PII-108

C. Emoto,1 T. Fukuda,1 T. Mizuno,1 B. Schniedewind,2 U. Christians,2 D. M. Adams,3 B. C. Widemann,4 M. J. Fisher,5 J. Perentesis,3 B. Weiss,3 A. A. Vinks1; 1Division of Clinical Pharmacology, Cincinnati Children’s Hospital Medical Center, Cincinnati, OH, 2iC42 Integrated Solutions in Clinical Research and Development, University of Colorado, Aurora, CO, 3Cancer & Blood Disease Institute, Division of Oncology, Cincinnati Children’s Hospital Medical Center, Cincinnati, OH, 4Pediatric Oncology Branch, National Cancer Institute, Bethesda, MD, 5Division of Oncology, The Children’s Hospital of Philadelphia, Philadelphia, PA

BACKGROUND: Sirolimus (Sir) is an inhibitor of mammalian target of rapamycin (mTOR) and exhibits large between patient variability in its pharmacokinetics. CYP3As contribute to the major metabolic pathway involved in Sir elimination. This study was conducted to explore in vivo age-dependent Sir metabolite formation with in vitro data and the effect of growth on Sir clearance (CL) in pediatric patients with neurofibromatosis type 1 (NF1) or vascular anomalies (VA).

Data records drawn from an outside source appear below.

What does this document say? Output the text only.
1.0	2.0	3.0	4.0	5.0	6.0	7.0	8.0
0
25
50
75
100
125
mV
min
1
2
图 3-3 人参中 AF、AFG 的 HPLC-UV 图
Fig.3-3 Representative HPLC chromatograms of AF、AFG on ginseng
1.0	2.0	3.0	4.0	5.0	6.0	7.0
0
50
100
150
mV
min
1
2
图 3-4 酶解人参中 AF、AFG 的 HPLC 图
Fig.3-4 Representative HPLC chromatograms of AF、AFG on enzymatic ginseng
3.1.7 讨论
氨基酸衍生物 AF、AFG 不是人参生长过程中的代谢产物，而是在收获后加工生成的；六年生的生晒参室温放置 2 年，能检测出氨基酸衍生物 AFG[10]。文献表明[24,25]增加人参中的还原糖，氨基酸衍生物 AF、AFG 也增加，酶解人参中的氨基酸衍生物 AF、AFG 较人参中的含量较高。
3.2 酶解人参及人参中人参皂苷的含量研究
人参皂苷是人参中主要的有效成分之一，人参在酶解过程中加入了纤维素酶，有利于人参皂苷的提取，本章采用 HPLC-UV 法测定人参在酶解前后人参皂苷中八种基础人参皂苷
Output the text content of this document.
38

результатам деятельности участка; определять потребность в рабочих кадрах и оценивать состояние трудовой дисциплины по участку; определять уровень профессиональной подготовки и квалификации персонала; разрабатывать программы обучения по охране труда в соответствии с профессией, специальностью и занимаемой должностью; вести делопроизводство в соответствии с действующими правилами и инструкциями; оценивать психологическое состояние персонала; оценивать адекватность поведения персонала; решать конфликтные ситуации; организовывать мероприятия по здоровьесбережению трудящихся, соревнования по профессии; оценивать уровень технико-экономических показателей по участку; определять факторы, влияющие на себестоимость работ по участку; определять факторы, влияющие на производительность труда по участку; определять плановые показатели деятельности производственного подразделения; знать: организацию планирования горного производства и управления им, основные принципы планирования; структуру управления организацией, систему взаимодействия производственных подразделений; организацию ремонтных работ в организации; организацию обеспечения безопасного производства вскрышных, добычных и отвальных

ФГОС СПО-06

METHODS: Sir trough samples obtained at steady-state as part of a clinical study in 63 patients with NF1 (median age 9 years, range 3-45 years) and 45 patients with VA (5 years, 1 month-18 years) were available for estimation of CL. Metabolite profiles were assayed in samples from 25 patients (18 NF1, 7 VA; 10 years, 3-45 years). Sir and concentrations of 5 metabolites (24-, 25-, 46-hydroxysirolimus, 16-O- and 39-O-demethysirolimus) were determined by LC-MS/MS. Recombinant CYPs (BD Bioscience) were used to confirm in vivo metabolite patterns. Individual CL estimates were generated with Bayesian estimation by using MW/Pharm ver. 3.82. Metabolic ratios defined as the metabolite concentration divided by Sir concentration in blood were analyzed as a function of age.
RESULTS: Sir CL (L/h) was significantly associated with age in both patients with NF1 and VA and could be described by the Emax model. Metabolic ratios of main metabolites, 16-O-demethylsirolimus and 24-hydroxysirolimus, showed an age-dependent increase. In vitro incubation studies revealed the CYP3A pathway as the major contributor to Sir metabolite formation as identified in blood samples.
CONCLUSION: These findings suggest that the age-dependent changes in sirolimus CL observed in vivo can be explained by parallel age-related increases in CYP3A metabolic capacity.